Similar with part b, define your export_model interface so that fate-flow can obtain output model when needed. The format should be a dict contains both “Meta” and “Param” proto buffer generated. Here is an example showing how to export model.

def export_model(self):
    meta_obj = self._get_meta()
    param_obj = self._get_param()
    result = {
        self.model_meta_name: meta_obj,
        self.model_param_name: param_obj
    }
    return result

Start a modeling task

After finished developing, here is a simple example for starting a modeling task.

1. Upload data

Before starting a task, you need to load data among all the data-providers. To do that, a load_file config is needed to be prepared. Then run the following command:

python ${your_install_path}/fate_flow/fate_flow_client.py -f upload -c dsl_test/upload_data.json

Note

This step is needed for every data-provide node(i.e. Guest and Host).

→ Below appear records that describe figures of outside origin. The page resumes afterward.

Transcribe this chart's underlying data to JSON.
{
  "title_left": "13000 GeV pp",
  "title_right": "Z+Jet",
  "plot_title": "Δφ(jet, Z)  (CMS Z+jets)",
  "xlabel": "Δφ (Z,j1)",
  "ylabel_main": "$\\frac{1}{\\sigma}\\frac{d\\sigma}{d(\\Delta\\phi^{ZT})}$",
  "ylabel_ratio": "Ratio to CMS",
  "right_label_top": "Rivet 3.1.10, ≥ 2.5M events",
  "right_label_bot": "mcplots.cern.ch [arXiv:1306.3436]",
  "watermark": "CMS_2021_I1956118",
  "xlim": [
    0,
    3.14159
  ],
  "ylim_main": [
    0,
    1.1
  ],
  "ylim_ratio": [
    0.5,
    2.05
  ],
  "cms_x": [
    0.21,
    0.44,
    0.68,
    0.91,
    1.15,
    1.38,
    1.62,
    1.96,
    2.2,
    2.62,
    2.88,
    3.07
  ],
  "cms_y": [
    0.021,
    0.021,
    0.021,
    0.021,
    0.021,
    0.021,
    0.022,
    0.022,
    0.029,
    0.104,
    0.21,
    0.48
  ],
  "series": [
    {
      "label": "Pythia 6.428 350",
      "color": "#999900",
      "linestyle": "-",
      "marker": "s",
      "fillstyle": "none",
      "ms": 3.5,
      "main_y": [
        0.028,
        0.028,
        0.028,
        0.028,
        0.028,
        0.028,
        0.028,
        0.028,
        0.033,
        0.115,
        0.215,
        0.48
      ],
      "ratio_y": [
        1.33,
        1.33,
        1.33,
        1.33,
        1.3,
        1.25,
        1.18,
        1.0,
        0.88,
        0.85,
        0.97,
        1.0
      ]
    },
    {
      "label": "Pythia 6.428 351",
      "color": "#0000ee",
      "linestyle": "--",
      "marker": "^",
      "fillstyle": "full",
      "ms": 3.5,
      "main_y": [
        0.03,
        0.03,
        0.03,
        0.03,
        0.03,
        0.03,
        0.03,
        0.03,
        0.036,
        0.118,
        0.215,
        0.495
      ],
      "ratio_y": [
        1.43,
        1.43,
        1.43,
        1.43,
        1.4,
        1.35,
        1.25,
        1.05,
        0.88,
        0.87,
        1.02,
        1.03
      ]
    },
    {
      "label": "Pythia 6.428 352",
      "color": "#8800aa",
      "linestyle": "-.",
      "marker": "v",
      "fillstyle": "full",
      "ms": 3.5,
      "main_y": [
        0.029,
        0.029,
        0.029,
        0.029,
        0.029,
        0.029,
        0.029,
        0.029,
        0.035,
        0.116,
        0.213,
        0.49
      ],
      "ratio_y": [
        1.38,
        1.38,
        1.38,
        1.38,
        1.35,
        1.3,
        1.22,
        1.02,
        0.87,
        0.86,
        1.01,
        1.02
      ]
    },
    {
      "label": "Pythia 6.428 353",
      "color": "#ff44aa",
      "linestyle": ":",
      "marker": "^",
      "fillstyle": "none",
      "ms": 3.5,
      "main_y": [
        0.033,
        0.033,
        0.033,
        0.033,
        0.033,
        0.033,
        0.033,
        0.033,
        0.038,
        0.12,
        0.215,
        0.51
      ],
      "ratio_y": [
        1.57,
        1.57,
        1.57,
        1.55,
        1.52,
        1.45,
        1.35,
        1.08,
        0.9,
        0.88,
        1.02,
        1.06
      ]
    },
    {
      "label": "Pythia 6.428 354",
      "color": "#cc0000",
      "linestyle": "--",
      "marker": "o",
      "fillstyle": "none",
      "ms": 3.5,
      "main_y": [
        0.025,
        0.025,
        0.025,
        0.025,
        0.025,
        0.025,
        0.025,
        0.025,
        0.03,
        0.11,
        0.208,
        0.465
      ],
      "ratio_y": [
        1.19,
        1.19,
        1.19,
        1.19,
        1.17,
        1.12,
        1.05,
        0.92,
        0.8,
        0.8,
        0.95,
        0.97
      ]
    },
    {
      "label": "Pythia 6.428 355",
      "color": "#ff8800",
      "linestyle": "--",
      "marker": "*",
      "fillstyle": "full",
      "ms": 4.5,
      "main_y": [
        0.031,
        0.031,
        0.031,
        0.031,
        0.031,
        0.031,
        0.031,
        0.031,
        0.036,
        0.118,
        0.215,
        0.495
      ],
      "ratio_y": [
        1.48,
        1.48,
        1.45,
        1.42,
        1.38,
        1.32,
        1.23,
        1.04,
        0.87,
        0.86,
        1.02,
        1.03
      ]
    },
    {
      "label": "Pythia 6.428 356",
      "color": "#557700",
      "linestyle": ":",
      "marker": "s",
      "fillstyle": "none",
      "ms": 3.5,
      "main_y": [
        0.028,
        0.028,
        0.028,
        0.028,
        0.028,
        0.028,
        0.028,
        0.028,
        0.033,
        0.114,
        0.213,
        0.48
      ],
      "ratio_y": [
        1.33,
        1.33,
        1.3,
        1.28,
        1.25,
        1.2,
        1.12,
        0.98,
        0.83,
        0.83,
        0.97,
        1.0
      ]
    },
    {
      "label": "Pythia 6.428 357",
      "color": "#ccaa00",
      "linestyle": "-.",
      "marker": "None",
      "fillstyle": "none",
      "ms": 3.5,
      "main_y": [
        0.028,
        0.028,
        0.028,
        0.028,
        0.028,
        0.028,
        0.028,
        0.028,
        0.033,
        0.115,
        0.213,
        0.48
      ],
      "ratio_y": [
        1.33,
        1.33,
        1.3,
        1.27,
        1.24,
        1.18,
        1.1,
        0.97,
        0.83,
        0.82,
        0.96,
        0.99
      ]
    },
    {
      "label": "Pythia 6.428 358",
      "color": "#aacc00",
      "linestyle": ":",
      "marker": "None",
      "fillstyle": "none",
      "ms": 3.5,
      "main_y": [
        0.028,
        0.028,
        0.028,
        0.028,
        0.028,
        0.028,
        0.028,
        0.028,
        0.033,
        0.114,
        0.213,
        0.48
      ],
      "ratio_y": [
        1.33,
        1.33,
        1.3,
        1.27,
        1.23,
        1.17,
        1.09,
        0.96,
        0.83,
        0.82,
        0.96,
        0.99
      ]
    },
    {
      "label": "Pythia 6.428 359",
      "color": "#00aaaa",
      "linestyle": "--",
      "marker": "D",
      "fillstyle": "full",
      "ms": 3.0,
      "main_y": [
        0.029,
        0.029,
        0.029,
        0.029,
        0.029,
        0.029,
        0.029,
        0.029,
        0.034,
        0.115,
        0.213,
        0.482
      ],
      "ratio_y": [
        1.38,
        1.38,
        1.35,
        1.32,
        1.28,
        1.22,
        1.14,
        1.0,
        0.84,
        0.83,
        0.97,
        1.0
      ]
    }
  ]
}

2. Start your modeling task

In this step, two config files corresponding to dsl config file and component config file should be prepared. Please make sure that the table_name and namespace in the conf file match with upload_data conf. Then run the following command:

python ${your_install_path}/fate_flow/fate_flow_client.py -f submitJob -d dsl_test/test_homolr_job_dsl.json -c dsl_test/${your_component_conf_json}
3. Check log files

Now you can check out the log in the following path: ${your_install_path}/logs/{your jobid}.

For more detailed information about dsl configure file and parameter configure files, please check out examples/federatedml-1.x-examples.